Japan's calamities of March 2011 — the Great East Japan Earthquake and tsunami, and the start of an ongoing nuclear disaster — changed not only the social awareness of the general public who make up theater audiences, but also how dramatists approached their work. Many questioned why so many mistakes have been, and continue to be made, in the steering of Japan.

None of those concerns has been allayed as political turmoils at home and abroad, and deepening economic stagnation, have continued to furnish dramatists and stage directors with social themes. This year, however, there has been a shift from grappling with the sheer enormity of Japan's woes to imagining future scenarios in light of them.

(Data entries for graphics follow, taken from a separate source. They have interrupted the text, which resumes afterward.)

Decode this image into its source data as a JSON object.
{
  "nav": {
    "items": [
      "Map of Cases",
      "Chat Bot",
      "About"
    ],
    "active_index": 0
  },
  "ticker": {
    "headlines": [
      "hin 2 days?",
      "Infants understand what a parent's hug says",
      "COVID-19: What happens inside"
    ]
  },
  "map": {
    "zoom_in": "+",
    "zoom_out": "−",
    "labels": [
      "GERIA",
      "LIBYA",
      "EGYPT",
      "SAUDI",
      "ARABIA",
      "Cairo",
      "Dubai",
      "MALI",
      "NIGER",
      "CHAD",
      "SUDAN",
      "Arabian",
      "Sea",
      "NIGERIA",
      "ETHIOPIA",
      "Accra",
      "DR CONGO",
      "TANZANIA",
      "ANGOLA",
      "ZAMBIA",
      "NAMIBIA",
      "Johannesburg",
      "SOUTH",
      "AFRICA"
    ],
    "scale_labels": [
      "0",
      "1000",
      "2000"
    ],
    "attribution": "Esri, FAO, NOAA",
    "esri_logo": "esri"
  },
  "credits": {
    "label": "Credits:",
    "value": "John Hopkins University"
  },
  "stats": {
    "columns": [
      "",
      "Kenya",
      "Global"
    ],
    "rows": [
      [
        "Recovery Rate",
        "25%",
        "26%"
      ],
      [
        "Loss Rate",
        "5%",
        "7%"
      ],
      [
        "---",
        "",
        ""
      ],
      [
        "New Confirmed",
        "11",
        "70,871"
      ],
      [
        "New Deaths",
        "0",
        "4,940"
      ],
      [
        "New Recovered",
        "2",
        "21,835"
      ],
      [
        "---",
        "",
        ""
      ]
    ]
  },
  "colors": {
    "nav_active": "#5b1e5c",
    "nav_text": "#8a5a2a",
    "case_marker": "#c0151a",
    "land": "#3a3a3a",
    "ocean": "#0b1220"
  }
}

One outstanding example was "Kein Licht (No Light) II," a focal point of the Japan Festival/Tokyo 2012, the nation's biggest annual theater event, which ran in October and November. For this piece performed by the Tokyo-based Port B company, Akira Takayama, its director and the company's founder, conjured up scenes from the stricken Fukushima nuclear power plant, and staged them in different areas of Tokyo's Shimbashi. The audience, guided by maps on postcards, walked amid the noise, neon lights and crowds of the city center to each of the 12 locations, where — whether in a space in a demolition site surrounded by blue tarps, in front of a shop selling Geiger counters, or in a boxy room in a tenement building (set up to look like an evacuee's room in Fukushima) — they would tune radios they'd been issued with to specific frequencies.